Breaking down US propane exports by destination
Trader’s Corner, a weekly partnership with Cost Management Solutions, analyzes propane supply and pricing trends. This week, Mark Rachal, director of research and publications, examines key export destinations of U.S. propane to see if any of those destinations had a significant decrease in volume in 2025.
Catch up on last week’s Trader’s Corner here: How events in Venezuela affect US crude supply
This Trader’s Corner is the second in a two-part series on U.S. propane exports. Last week, we focused on the overall picture. What stood out was that U.S. propane export growth was much lower in 2025 than it has been in recent years. The growth did not keep up with the rising U.S. propane production, which resulted in the record-high inventory levels entering this winter.
Couple the slower growth in exports with a rather mild winter, and inventories remain at record highs for this time of year. The result has been a bearish pricing environment for propane. That environment is likely to continue through 2026 unless propane export growth increases.
In this Trader’s Corner, we wanted to identify the key export destinations to see if any of those destinations had a significant decrease in volume in 2025. If a key export destination, or destinations, saw a drop in volume, they could recover in 2026 and get export growth back on track.
We began our research by identifying the top export destinations from 2020 to 2024. We then looked at exports specifically in 2024 and 2025 to see if any significant changes were taking place. Ultimately, we decided to use the top 15 export destinations for 2025 as the basis for charting. However, 40 countries received propane exports in 2025.

Again, there are numerous countries that received propane exports from the United States that were similar to the levels Spain received, but we had to limit the number on the chart.
Japan has been, and remains, the largest importer of U.S. propane. It and most other countries continued to import U.S. propane in 2025 at about the same rate as in 2024. The notable exceptions were China and Korea. An increase by India helped to offset those lost export volumes to a degree.

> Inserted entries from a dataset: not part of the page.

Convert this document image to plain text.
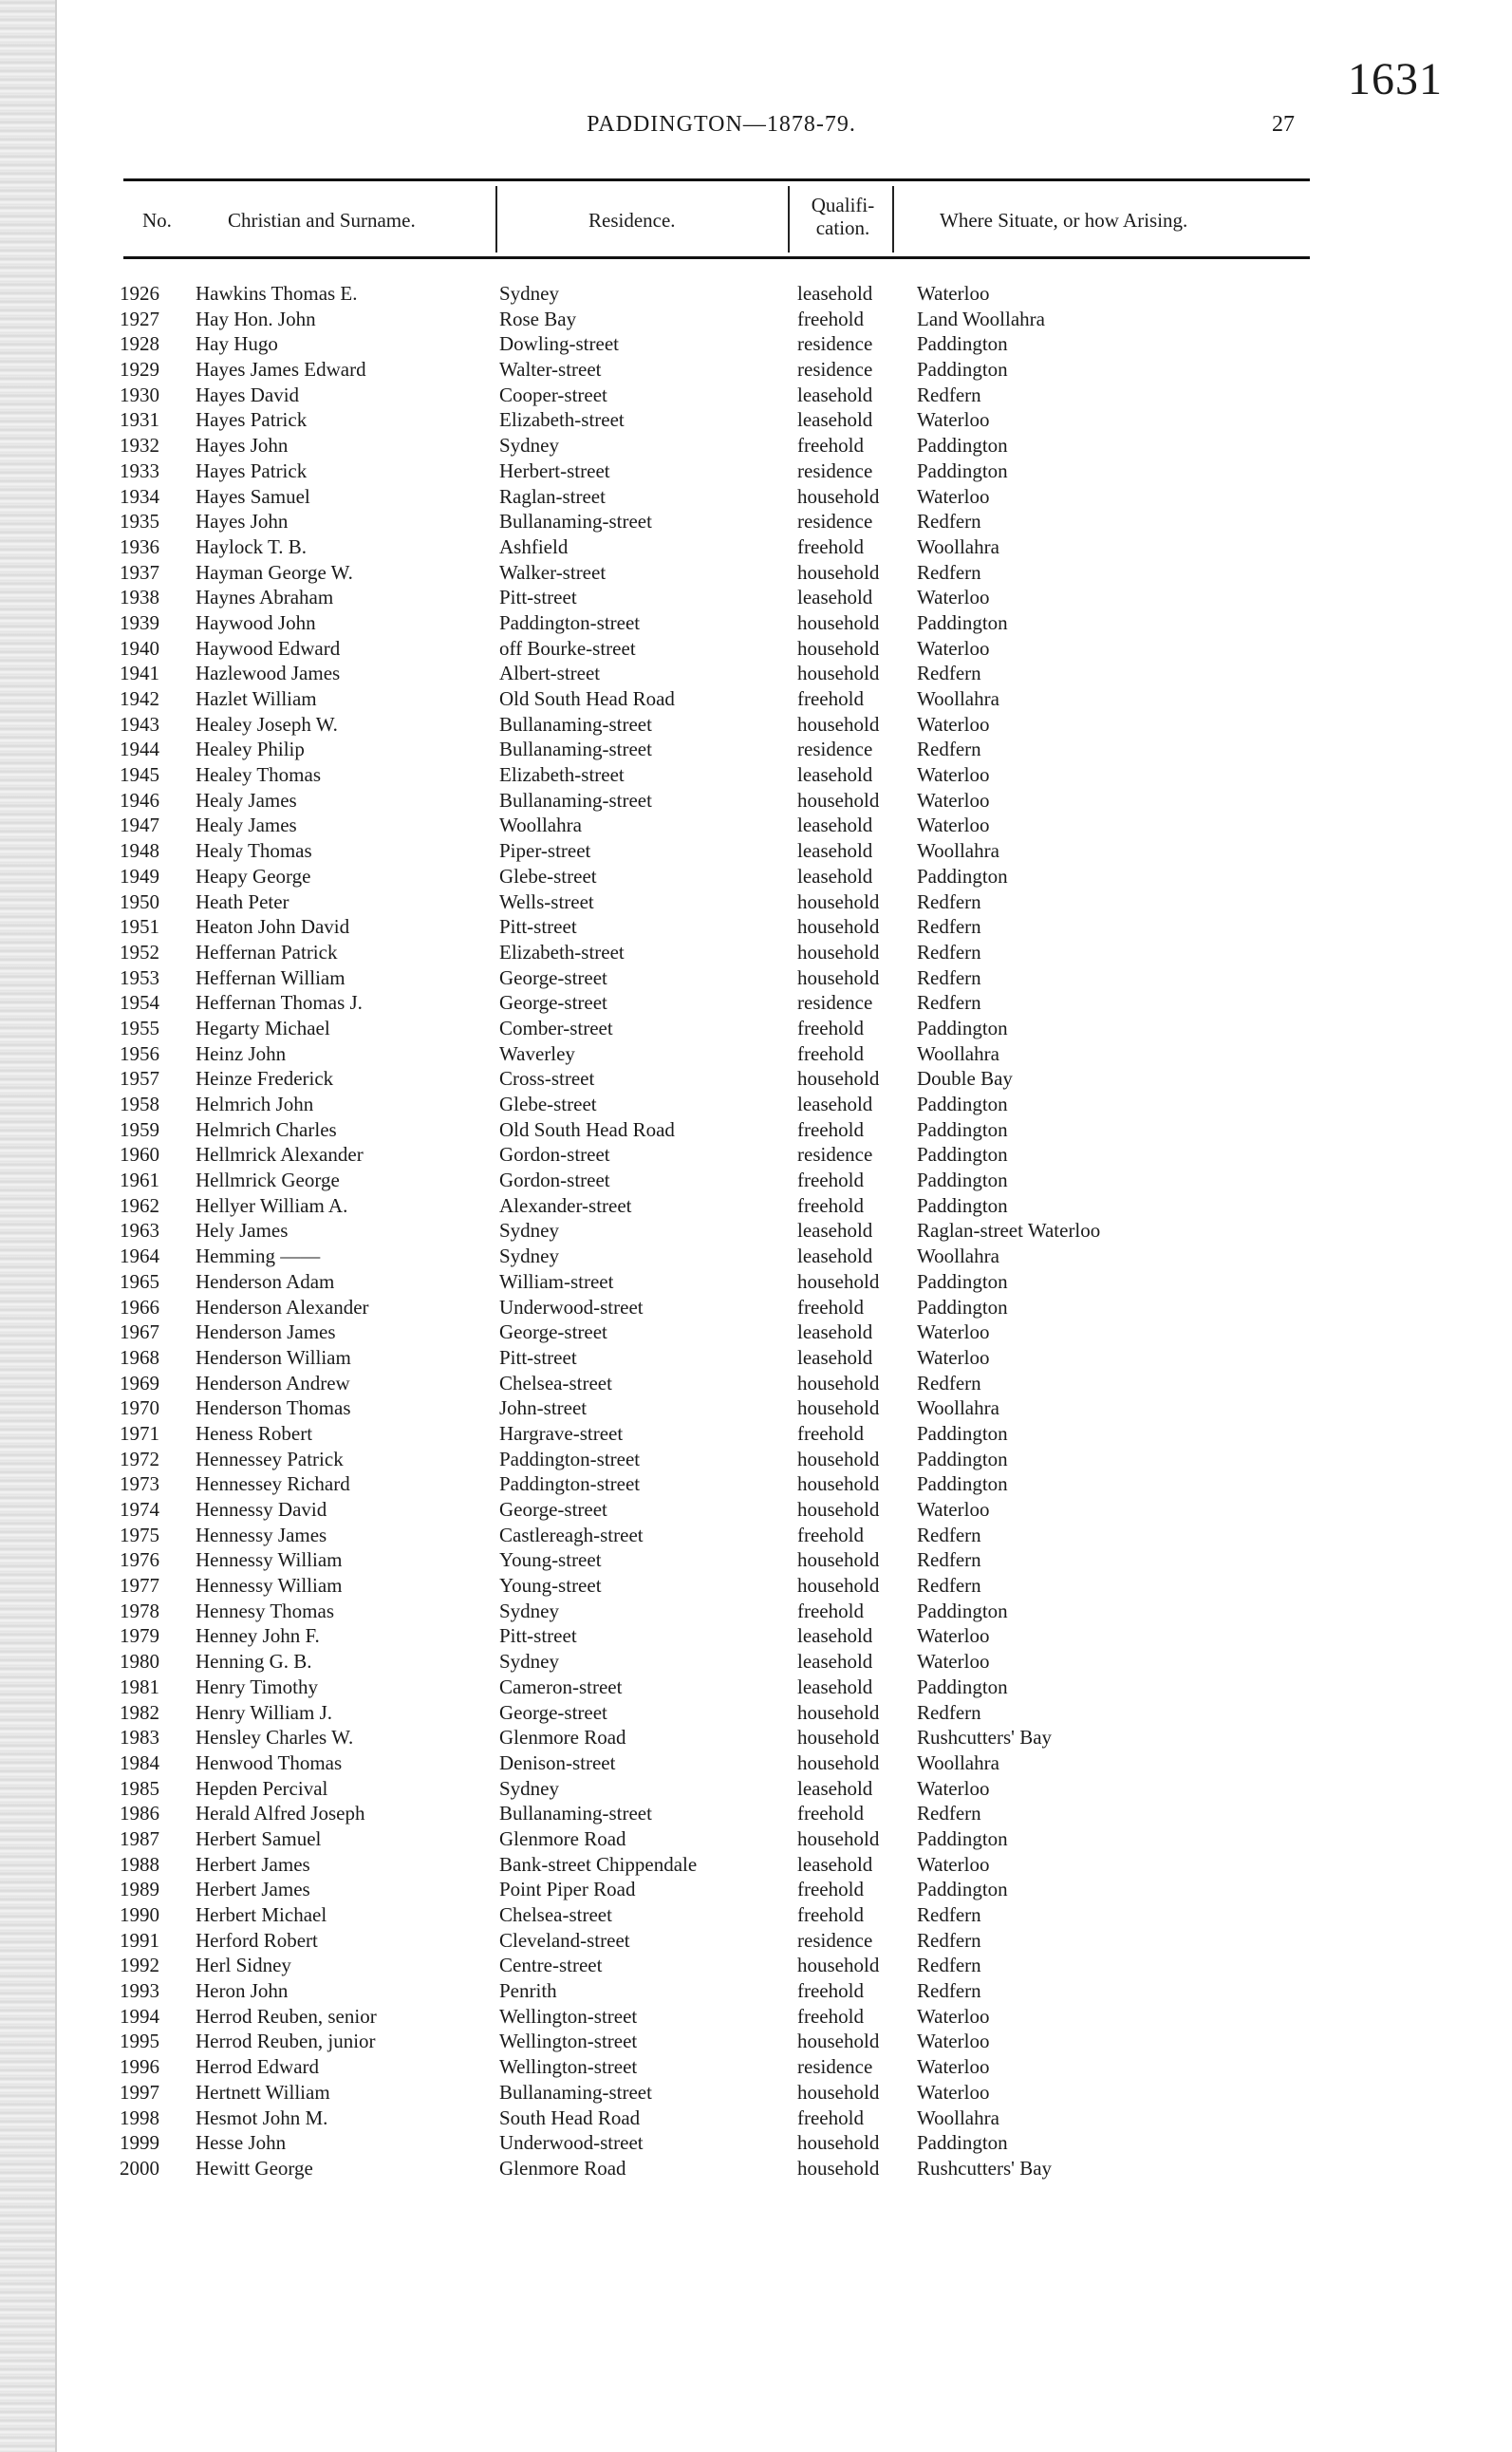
1631
PADDINGTON—1878-79.	27
No.	Christian and Surname.	Residence.
Qualifi-
cation.	Where Situate, or how Arising.
1926 Hawkins Thomas E.	Sydney	leasehold Waterloo
1927 Hay Hon. John	Rose Bay	freehold	Land Woollahra
1928 Hay Hugo	Dowling-street	residence Paddington
1929 Hayes James Edward	Walter-street	residence Paddington
1930 Hayes David	Cooper-street	leasehold Redfern
1931 Hayes Patrick	Elizabeth-street	leasehold Waterloo
1932 Hayes John	Sydney	freehold	Paddington
1933 Hayes Patrick	Herbert-street	residence Paddington
1934 Hayes Samuel	Raglan-street	household Waterloo
1935 Hayes John	Bullanaming-street	residence Redfern
1936 Haylock T. B.	Ashfield	freehold	Woollahra
1937 Hayman George W.	Walker-street	household Redfern
1938 Haynes Abraham	Pitt-street	leasehold Waterloo
1939 Haywood John	Paddington-street	household Paddington
1940 Haywood Edward	off Bourke-street	household Waterloo
1941 Hazlewood James	Albert-street	household Redfern
1942 Hazlet William	Old South Head Road	freehold	Woollahra
1943 Healey Joseph W.	Bullanaming-street	household Waterloo
1944 Healey Philip	Bullanaming-street	residence Redfern
1945 Healey Thomas	Elizabeth-street	leasehold Waterloo
1946 Healy James	Bullanaming-street	household Waterloo
1947 Healy James	Woollahra	leasehold Waterloo
1948 Healy Thomas	Piper-street	leasehold Woollahra
1949 Heapy George	Glebe-street	leasehold Paddington
1950 Heath Peter	Wells-street	household Redfern
1951 Heaton John David	Pitt-street	household Redfern
1952 Heffernan Patrick	Elizabeth-street	household Redfern
1953 Heffernan William	George-street	household Redfern
1954 Heffernan Thomas J.	George-street	residence Redfern
1955 Hegarty Michael	Comber-street	freehold	Paddington
1956 Heinz John	Waverley	freehold	Woollahra
1957 Heinze Frederick	Cross-street	household Double Bay
1958 Helmrich John	Glebe-street	leasehold Paddington
1959 Helmrich Charles	Old South Head Road	freehold	Paddington
1960 Hellmrick Alexander	Gordon-street	residence Paddington
1961 Hellmrick George	Gordon-street	freehold	Paddington
1962 Hellyer William A.	Alexander-street	freehold	Paddington
1963 Hely James	Sydney	leasehold Raglan-street Waterloo
1964 Hemming ——	Sydney	leasehold Woollahra
1965 Henderson Adam	William-street	household Paddington
1966 Henderson Alexander	Underwood-street	freehold	Paddington
1967 Henderson James	George-street	leasehold Waterloo
1968 Henderson William	Pitt-street	leasehold Waterloo
1969 Henderson Andrew	Chelsea-street	household Redfern
1970 Henderson Thomas	John-street	household Woollahra
1971 Heness Robert	Hargrave-street	freehold	Paddington
1972 Hennessey Patrick	Paddington-street	household Paddington
1973 Hennessey Richard	Paddington-street	household Paddington
1974 Hennessy David	George-street	household Waterloo
1975 Hennessy James	Castlereagh-street	freehold	Redfern
1976 Hennessy William	Young-street	household Redfern
1977 Hennessy William	Young-street	household Redfern
1978 Hennesy Thomas	Sydney	freehold	Paddington
1979 Henney John F.	Pitt-street	leasehold Waterloo
1980 Henning G. B.	Sydney	leasehold Waterloo
1981 Henry Timothy	Cameron-street	leasehold Paddington
1982 Henry William J.	George-street	household Redfern
1983 Hensley Charles W.	Glenmore Road	household Rushcutters' Bay
1984 Henwood Thomas	Denison-street	household Woollahra
1985 Hepden Percival	Sydney	leasehold Waterloo
1986 Herald Alfred Joseph	Bullanaming-street	freehold	Redfern
1987 Herbert Samuel	Glenmore Road	household Paddington
1988 Herbert James	Bank-street Chippendale	leasehold Waterloo
1989 Herbert James	Point Piper Road	freehold	Paddington
1990 Herbert Michael	Chelsea-street	freehold	Redfern
1991 Herford Robert	Cleveland-street	residence Redfern
1992 Herl Sidney	Centre-street	household Redfern
1993 Heron John	Penrith	freehold	Redfern
1994 Herrod Reuben, senior	Wellington-street	freehold	Waterloo
1995 Herrod Reuben, junior	Wellington-street	household Waterloo
1996 Herrod Edward	Wellington-street	residence Waterloo
1997 Hertnett William	Bullanaming-street	household Waterloo
1998 Hesmot John M.	South Head Road	freehold	Woollahra
1999 Hesse John	Underwood-street	household Paddington
2000 Hewitt George	Glenmore Road	household Rushcutters' Bay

The drop in China is about 80,000 barrels per day, which is nearly 30 million barrels for the year. That drop alone is enough to result in the high inventory position in the United States. But more so, it was growth in demand from China each year that had been keeping up with new U.S. propane production, keeping supply and demand in balance.
So, the growth was lost. Other locations, like India, have stepped up to offset the decline from China, keeping exports in 2025 slightly above 2024 levels. But it was the lack of overall export growth that was the key to the inventory build, and the other countries just couldn’t take on enough additional volumes to offset China and Korea’s declines and keep up with production growth.

There is no doubt that the tariff wars and deteriorating relationship between the United States and China have contributed to this situation. China needs U.S. propane; there simply isn’t another source that can keep up with its demand. It would no doubt like to normalize trade relationships. If that were to happen, it is possible that U.S. propane export growth could rebound in 2026.
However, at this point, it’s hard to see anything normal happening between the United States and China in 2026, so it will be up to other countries to continue taking up the fall-off in imports from China and Korea. The question remains whether they can increase their volumes enough to keep up with the growth in U.S. production.
Low prices will certainly help yield that result. Also, the low price of crude will likely start catching up to U.S. propane supply growth in 2026. That could start whittling away at the surplus inventories from the supply side. Commodities, including propane, have periods where supply and demand get out of balance. Market forces will always push toward a balance. Geopolitical events that can take place quickly can make it much harder for the market to do its job.
The United States did not use all its sustainable export capacity in 2025. If exports do not increase enough to start maxing out export capacity, the inventory overhang that developed in 2025 is likely to continue throughout 2026 as well.